Cronaca / Sondrio e cintura
Lunedì 13 Aprile 2026
Sondrio, assalto al bus notturno: autista costretto a manovra di emergenza
All’autostazione di Sondrio un autista del servizio sostitutivo diretto a Lecco è stato accerchiato da una trentina di giovani in stato di alterazione. Tra calci, pugni e minacce, il conducente ha dovuto effettuare una manovra d’emergenza per mettere in sicurezza i passeggeri. «Chiediamo sicurezza»
Sondrio
Non è la prima volta che dal mondo dell’autotrasporto di linea locale arrivano feed back preoccupanti circa le pressioni che gli autisti subiscono in servizio, sia durante i viaggi sostitutivi dei treni, concordati con Trenord e Ferrovie nord Milano, sia durante il normale servizio di autotrasporto pubblico effettuato sul territorio.
Situazioni in cui gli autisti hanno a che fare anche con una fetta di viaggiatori che non pagano il biglietto, ma vogliono viaggiare lo stesso, con persone, giovani, ma non solo, alterate dall’uso di alcool e droghe che nemmeno avrebbero i connotati per salire sul mezzo pubblico e con persone che prendono a calci e pugni le porte dei bus per poter scendere al loro paese di destinazione nonostante ciò non sia possibile in quanto si tratta di un servizio sostitutivo del treno che fa solo le fermate di quest’ultimo.
C’è un servizio sostitutivo, in particolare, che dà parecchie gatte da pelare agli autisti ed è quello che parte alle 3.44 di tutti i giorni dalla stazione degli autobus di via Tonale, a Sondrio, con destinazione Lecco.

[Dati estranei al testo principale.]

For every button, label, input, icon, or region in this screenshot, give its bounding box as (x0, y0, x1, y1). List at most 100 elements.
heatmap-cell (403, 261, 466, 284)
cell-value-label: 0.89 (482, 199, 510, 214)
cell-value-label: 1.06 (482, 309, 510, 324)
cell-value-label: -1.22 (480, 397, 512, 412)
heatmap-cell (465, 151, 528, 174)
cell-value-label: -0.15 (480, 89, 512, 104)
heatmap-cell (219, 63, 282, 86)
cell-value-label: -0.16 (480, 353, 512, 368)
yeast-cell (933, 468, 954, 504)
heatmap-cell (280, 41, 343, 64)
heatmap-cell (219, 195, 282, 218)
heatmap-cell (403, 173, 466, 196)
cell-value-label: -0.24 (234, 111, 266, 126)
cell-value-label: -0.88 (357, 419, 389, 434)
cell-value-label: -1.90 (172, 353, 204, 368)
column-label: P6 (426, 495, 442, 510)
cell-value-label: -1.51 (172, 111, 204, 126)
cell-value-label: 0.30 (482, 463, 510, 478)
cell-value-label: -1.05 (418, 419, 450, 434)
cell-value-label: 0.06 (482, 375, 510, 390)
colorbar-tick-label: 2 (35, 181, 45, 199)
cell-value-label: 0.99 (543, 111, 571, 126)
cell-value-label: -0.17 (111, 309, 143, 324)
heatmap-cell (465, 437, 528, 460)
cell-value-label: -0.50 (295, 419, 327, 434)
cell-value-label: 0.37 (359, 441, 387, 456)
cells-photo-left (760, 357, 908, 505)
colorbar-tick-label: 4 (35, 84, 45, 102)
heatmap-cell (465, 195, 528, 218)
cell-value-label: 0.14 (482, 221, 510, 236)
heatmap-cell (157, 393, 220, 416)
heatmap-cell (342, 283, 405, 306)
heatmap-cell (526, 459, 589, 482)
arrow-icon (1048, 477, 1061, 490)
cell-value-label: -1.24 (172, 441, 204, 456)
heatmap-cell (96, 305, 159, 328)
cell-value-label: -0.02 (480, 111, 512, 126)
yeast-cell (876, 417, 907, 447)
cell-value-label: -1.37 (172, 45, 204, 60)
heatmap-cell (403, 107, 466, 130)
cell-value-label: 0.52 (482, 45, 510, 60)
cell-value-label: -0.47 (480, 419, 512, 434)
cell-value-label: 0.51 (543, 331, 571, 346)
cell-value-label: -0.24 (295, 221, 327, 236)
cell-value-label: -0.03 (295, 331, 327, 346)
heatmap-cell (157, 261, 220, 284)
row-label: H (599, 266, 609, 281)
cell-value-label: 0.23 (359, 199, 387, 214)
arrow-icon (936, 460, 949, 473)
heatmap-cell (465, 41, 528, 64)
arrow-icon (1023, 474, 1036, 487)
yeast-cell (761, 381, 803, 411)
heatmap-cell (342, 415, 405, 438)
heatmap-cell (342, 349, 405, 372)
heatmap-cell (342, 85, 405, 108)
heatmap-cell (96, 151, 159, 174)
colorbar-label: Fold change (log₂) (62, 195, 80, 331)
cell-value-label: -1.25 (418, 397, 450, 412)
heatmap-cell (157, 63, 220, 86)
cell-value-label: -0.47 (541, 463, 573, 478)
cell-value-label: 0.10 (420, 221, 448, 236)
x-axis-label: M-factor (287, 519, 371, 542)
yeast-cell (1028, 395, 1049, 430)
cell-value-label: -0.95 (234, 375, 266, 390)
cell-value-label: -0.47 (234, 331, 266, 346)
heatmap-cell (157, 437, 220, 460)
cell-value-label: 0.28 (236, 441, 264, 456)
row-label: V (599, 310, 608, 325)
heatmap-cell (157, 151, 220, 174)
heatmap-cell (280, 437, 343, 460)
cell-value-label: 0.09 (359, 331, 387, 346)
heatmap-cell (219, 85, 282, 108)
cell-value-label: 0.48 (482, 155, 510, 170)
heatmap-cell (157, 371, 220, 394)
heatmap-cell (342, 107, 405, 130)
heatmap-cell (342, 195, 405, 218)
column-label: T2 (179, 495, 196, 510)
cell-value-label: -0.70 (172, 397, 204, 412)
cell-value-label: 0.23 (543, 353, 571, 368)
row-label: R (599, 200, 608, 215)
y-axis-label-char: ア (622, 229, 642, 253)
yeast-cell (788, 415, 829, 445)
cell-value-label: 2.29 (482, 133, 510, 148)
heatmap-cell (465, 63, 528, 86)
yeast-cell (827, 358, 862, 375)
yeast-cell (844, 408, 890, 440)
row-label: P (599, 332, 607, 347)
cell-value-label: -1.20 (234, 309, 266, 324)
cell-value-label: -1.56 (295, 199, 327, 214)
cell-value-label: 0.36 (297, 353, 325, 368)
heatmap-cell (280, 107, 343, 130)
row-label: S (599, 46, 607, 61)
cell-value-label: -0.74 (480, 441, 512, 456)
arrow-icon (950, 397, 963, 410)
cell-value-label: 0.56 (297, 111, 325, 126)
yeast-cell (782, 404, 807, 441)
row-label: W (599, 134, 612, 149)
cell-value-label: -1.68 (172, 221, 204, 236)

«Durante la settimana nessun problema – dice Claudio Porta, referente della Fit Cisl di Sondrio –, tanto più che è un servizio molto richiesto da persone che devono prendere aerei e coincidenze di treni. Ma è la domenica notte che si scatenano le orde barbariche. Come è accaduto nella nottata all’autista che prestava servizio, assediato da un branco di una trentina di giovani, mi ha riferito, fuori controllo, in evidente stato di alterazione psicofisica, che hanno tentato un vero e proprio assalto alla diligenza. L’autista, per mettere in salvo i passeggeri regolari, ha dovuto compiere una manovra di emergenza, fuggendo, mentre il gruppo dei giovani colpiva il mezzo sferrando calci e pugni contro i vetri, tentando di bloccare le porte, e minacciando di morte il collega».
Teatro della scena l’autostazione di via Tonale, a Sondrio, dove a quell’ora, alla domenica, si raccolgono i ragazzi, spesso minori, reduci dalla movida nei locali pubblici della zona e che prendono l’autobus per tornare a casa.
«Problemi non ce ne sarebbero se non fossero quasi sempre alterati dall’uso di alcool e tutto il resto, al punto, in alcuni casi, di non reggersi nemmeno in piedi – dice Porta –, e noi non possiamo nemmeno far salire persone in quelle condizioni sui nostri mezzi per ragioni di sicurezza. Oltre al fatto che, di norma, sono anche del tutto sprovvisti di biglietto. Al più ci può essere qualche studente fra loro che ha l’abbonamento o poco più. Abbiamo segnalato più e più volte questa situazione alle autorità competenti, ma nessuno si è mosso. Chiediamo la presenza di una pattuglia, a campione, tre volte al mese, in stazione la domenica alle 3.44, in modo da supportarci e dissuadere i giovani da questi comportamenti. Non ci sembra una cosa impossibile. Anche perché l’altra ipotesi, che talvolta viene sollevata, cioè quella di abolire il servizio, non è adeguata».
Perché abolire la corsa sostitutiva del treno, dicono gli autisti, quando si tratta di servizio importante per tante persone che devono raggiungere Lecco e poi Milano per prendere treni e aerei?
«Siamo già periferici rispetto al resto della regione, perché privarci di un servizio importante e, ripeto, molto gettonato? - dice Porta -. Va mantenuto, invece, e presidiato. La pazienza è finita. Chi lavora ha il diritto di farlo in sicurezza e i cittadini onesti di viaggiare senza paura. Le istituzioni escano dal loro letargo. La sicurezza non si garantisce con le pacche sulle spalle, ma con il controllo del territorio».